[OS X TeX] New Macros, new Engines, new TeXShop versions, and all that
amorton at fastmail.fm
Wed Feb 24 22:48:37 CET 2010
> And as the person who literally cited (part of) the "rules" (such as
> they are) -- it was not my intention to try to enforce anything; my
> point was that a) this discussion about the merits of top-posting
> has occurred once or twice before, and that b) the "rules", informed
> by those prior discussions, are actually quite flexible and
> pragmatic, advocating that the message be readable above all else.
Indeed. The problem seems to be that just about every email client
encourages bad style, by inviting the user to type a reply at the top
of a message with the full text of the original message below it.
This is appropriate for the forwarding of business correspondence
where it's normal practice to prepend some explanatory text, but it's
no way to carry on a conversation.
The golden rule is, it's proper to assume that anyone reading the
reply to a message has read the original message. This usually means
it's redundant to include any more than a couple of sentences of the
original, by way of jogging people's memory.

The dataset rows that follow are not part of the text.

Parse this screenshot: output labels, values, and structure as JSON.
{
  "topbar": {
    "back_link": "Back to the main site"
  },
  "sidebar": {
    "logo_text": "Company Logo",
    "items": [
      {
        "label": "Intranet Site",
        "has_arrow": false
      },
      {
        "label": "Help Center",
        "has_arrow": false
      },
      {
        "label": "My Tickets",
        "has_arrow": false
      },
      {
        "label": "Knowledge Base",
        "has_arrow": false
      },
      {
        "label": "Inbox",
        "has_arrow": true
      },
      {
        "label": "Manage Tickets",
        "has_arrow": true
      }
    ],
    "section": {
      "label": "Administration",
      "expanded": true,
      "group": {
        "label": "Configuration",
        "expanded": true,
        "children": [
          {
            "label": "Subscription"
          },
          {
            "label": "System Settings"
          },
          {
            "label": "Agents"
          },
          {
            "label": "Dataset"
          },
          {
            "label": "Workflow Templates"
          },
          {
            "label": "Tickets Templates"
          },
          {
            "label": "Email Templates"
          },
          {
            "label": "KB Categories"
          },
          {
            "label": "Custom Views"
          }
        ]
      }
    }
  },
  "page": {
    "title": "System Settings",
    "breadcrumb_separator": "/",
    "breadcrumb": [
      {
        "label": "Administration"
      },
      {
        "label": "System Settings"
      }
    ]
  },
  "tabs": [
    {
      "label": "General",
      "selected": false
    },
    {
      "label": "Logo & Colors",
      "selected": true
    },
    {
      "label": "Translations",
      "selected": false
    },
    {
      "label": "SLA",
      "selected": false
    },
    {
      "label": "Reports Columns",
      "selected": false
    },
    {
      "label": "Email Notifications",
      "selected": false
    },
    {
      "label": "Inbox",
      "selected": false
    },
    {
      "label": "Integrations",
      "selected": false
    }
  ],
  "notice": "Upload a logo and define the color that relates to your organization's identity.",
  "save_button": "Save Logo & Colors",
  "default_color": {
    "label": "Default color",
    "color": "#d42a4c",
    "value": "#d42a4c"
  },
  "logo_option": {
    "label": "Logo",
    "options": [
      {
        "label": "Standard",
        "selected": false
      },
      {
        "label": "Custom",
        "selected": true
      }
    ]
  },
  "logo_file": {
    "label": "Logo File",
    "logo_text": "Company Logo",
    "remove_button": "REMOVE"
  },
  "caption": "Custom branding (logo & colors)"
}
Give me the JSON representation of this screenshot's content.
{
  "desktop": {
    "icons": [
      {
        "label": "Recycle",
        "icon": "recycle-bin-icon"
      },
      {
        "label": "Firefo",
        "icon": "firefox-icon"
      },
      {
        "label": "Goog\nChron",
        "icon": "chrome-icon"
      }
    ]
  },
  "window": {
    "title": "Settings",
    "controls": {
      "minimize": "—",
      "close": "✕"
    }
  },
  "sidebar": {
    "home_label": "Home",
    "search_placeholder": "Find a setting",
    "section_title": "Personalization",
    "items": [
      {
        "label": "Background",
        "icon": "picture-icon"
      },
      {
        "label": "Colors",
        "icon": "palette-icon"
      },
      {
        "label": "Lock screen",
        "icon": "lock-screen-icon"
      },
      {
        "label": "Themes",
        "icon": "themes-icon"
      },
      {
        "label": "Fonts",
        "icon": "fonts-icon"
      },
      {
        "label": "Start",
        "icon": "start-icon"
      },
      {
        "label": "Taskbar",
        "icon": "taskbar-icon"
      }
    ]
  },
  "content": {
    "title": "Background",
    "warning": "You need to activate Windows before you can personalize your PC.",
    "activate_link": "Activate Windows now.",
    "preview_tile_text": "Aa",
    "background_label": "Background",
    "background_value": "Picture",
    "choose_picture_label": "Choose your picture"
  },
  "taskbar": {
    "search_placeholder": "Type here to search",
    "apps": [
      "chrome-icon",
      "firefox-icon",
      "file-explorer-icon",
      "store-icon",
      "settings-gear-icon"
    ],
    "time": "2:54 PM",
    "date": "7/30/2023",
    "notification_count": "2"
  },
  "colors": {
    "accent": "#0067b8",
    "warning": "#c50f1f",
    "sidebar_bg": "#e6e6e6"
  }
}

Having edited down the
original message to one or two key sentences, the logical next step is
to put your reply beneath.
Of course there are situations where this is not appropriate. In some
rare cases there is a good reason to quote the original in its
entirety, and then it's easier for all concerned to put your own
contribution at the top, treating the original message as an
appendix. Good style is flexible. Unfortunately, I've seen too many
instances where I'm reading the same original message at length over
and over again in replies, when once was quite enough.